The thing that I don’t understand is that there were grant for making retopology mode into Blender, like one year ago? And it was from people that are making Retopoflow, and as I remember it was announced as integration of this addon into vanilla Blender?
Besides this, it looks great!
That sadly didn’t achieve much. I think the scope of the project turned up to be much bigger than what was initially thought and required a big refactor of Blender.
I’m glad they’re finally abandoning their separate Retopo mode and integrating it in Edit mode, where it belongs. It was the main thing I didn’t like about their addon.
If there is a limit to working with a target mesh because of number of polys, then that is a Blender issue, not a Retopoflow issue and won’t be solved just by making a new Retopology mode.

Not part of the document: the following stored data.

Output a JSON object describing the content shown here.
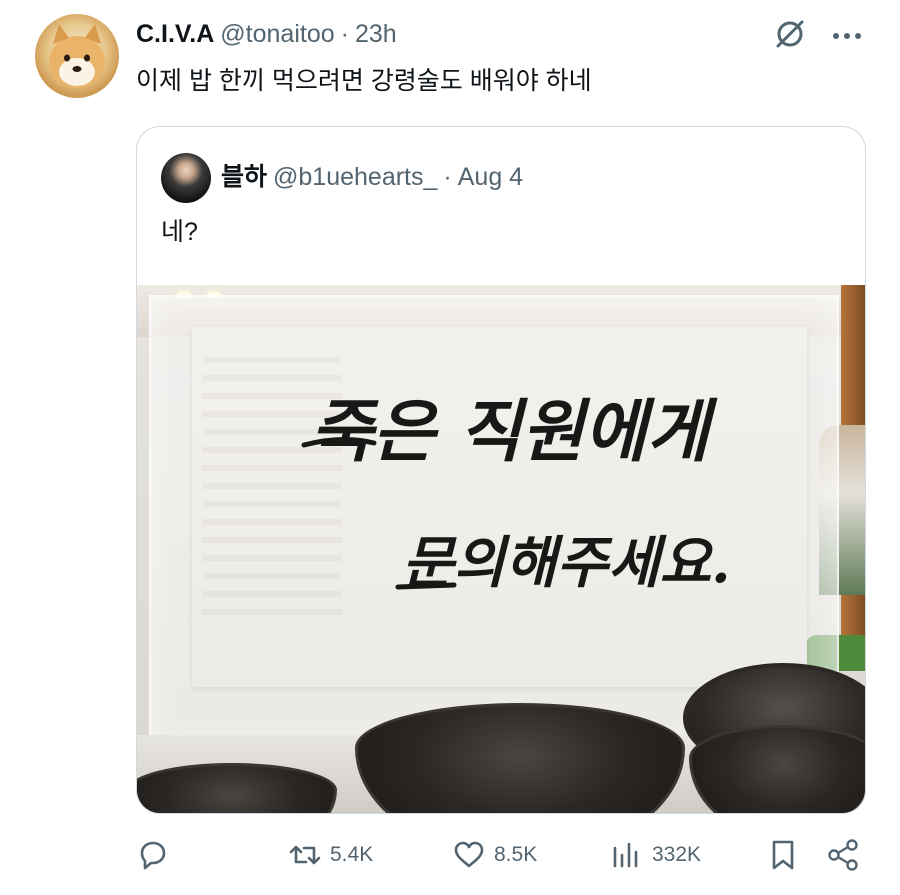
{
  "post": {
    "display_name": "C.I.V.A",
    "handle": "@tonaitoo",
    "separator": "·",
    "time": "23h",
    "text": "이제 밥 한끼 먹으려면 강령술도 배워야 하네"
  },
  "quoted_post": {
    "display_name": "블하",
    "handle": "@b1uehearts_",
    "separator": "·",
    "time": "Aug 4",
    "text": "네?",
    "image": {
      "sign_text_line1": "죽은 직원에게",
      "sign_text_line2": "문의해주세요."
    }
  },
  "actions": {
    "reply_count": "",
    "retweet_count": "5.4K",
    "like_count": "8.5K",
    "view_count": "332K"
  },
  "icons": [
    "grok-icon",
    "more-icon",
    "reply-icon",
    "retweet-icon",
    "like-icon",
    "views-icon",
    "bookmark-icon",
    "share-icon"
  ],
  "colors": {
    "text": "#0f1419",
    "secondary": "#536471",
    "border": "#cfd9de"
  }
}
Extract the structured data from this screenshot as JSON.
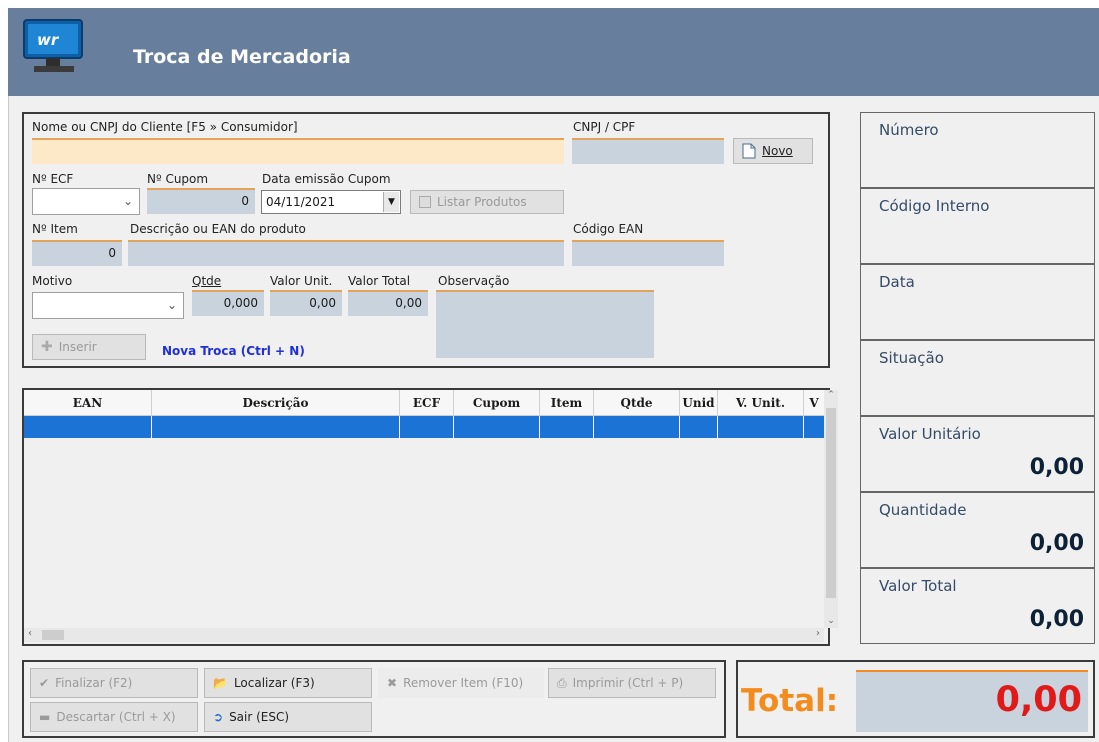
{
  "window": {
    "title": "Troca de Mercadoria"
  },
  "form": {
    "cliente_label": "Nome ou CNPJ do Cliente [F5 » Consumidor]",
    "cnpj_label": "CNPJ / CPF",
    "novo_label": "Novo",
    "ecf_label": "Nº ECF",
    "cupom_label": "Nº Cupom",
    "cupom_value": "0",
    "data_label": "Data emissão Cupom",
    "data_value": "04/11/2021",
    "listar_label": "Listar Produtos",
    "item_label": "Nº Item",
    "item_value": "0",
    "descricao_label": "Descrição ou EAN do produto",
    "ean_label": "Código EAN",
    "motivo_label": "Motivo",
    "qtde_label": "Qtde",
    "qtde_value": "0,000",
    "valor_unit_label": "Valor Unit.",
    "valor_unit_value": "0,00",
    "valor_total_label": "Valor Total",
    "valor_total_value": "0,00",
    "observacao_label": "Observação",
    "inserir_label": "Inserir",
    "nova_troca_label": "Nova Troca (Ctrl + N)"
  },
  "grid": {
    "columns": [
      "EAN",
      "Descrição",
      "ECF",
      "Cupom",
      "Item",
      "Qtde",
      "Unid",
      "V. Unit.",
      "V"
    ]
  },
  "side": {
    "numero_label": "Número",
    "codigo_label": "Código Interno",
    "data_label": "Data",
    "situacao_label": "Situação",
    "valor_unitario_label": "Valor Unitário",
    "valor_unitario_value": "0,00",
    "quantidade_label": "Quantidade",
    "quantidade_value": "0,00",
    "valor_total_label": "Valor Total",
    "valor_total_value": "0,00"
  },
  "actions": {
    "finalizar": "Finalizar (F2)",
    "localizar": "Localizar (F3)",
    "remover": "Remover Item (F10)",
    "imprimir": "Imprimir (Ctrl + P)",
    "descartar": "Descartar (Ctrl + X)",
    "sair": "Sair (ESC)"
  },
  "total": {
    "label": "Total:",
    "value": "0,00"
  },
  "colors": {
    "titlebar": "#677f9d",
    "accent_orange": "#f28c1e",
    "total_red": "#e01919",
    "selection_blue": "#1c73d6",
    "link_blue": "#1f2fd6"
  }
}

That would mean that the core Blender devs would need to do something with memory management and mesh lookup yada yada, not the Retopo team fixing the problem with the core. We already see this problem being tackled with the Sculpt mode refactor, so maybe that spills over to what you are looking for in retopology.
Well, it’s true that the retopo target was the bottleneck, but the biggest part of the performance hit was from the custom retopology overlay and needing to draw every vertex and face on top of Blender.
Dr. Denning’s work at the foundation wasn’t long enough to tackle some of the bigger challenges like Craig mentioned, but he did get Face Nearest snapping added and started the Edit Mode retopology overlay, both of which are super helpful for retopology in vanilla Blender but also make it so that some of the heavier calculations that were done in python in RetopoFlow 3 are now handled by Blender itself and are significantly faster. In RetopoFlow 4, we can get well above the previous hard limits with zero lag: https://x.com/JonLampel/status/1759613648262385975
They just sent an email to subscribers to say versions of contours, strokes and relax in edit mode are working, but not quite ready for beta testing yet. Polypen is already functional in beta.
While the GPL allows for this, I’d much rather point people towards the official newsletter where (if they’re still accepting testers) you could sign up and get access: https://orangeturbine.com.
Alternatively, you could get in touch with @JonathanW or any of the other OrangeTurbine folks on here?
The initial goal when we started was to have had v4 out by last month, but our lead dev had some things come up and was not able to work on it for quite some time this year… but is now back in action.
We’ve hired another dev, JF Matheu (the lead developer of UV Flow and Sculpt Wheel) to help with RetopoFlow. He just started last week and is currently going through the backlog of version 3 issues, since we want to keep updating and supporting that for a good while still. When that’s in a good place he will also jump in to help with version 4.
Contours is almost finished but is not currently ready for testing.
PolyPen has a few edge cases that need fixing but is pretty much complete and is already very usable. Tweaking vertices has been recently improved.
Strokes has just been added but is not yet ready for testing. A few improvements over version 3 have been made, such as support for T shaped extrusions and a new extrapolation option for curved strokes.
Relax has been implemented but is not currently ready for testing. When that’s finished, Tweak should be as well since they’re so similar.
For a while I did include v4 alpha alongside v3 on Blender Market, but I got SO many people installing the wrong version and getting confused that I just decided to pull it for now.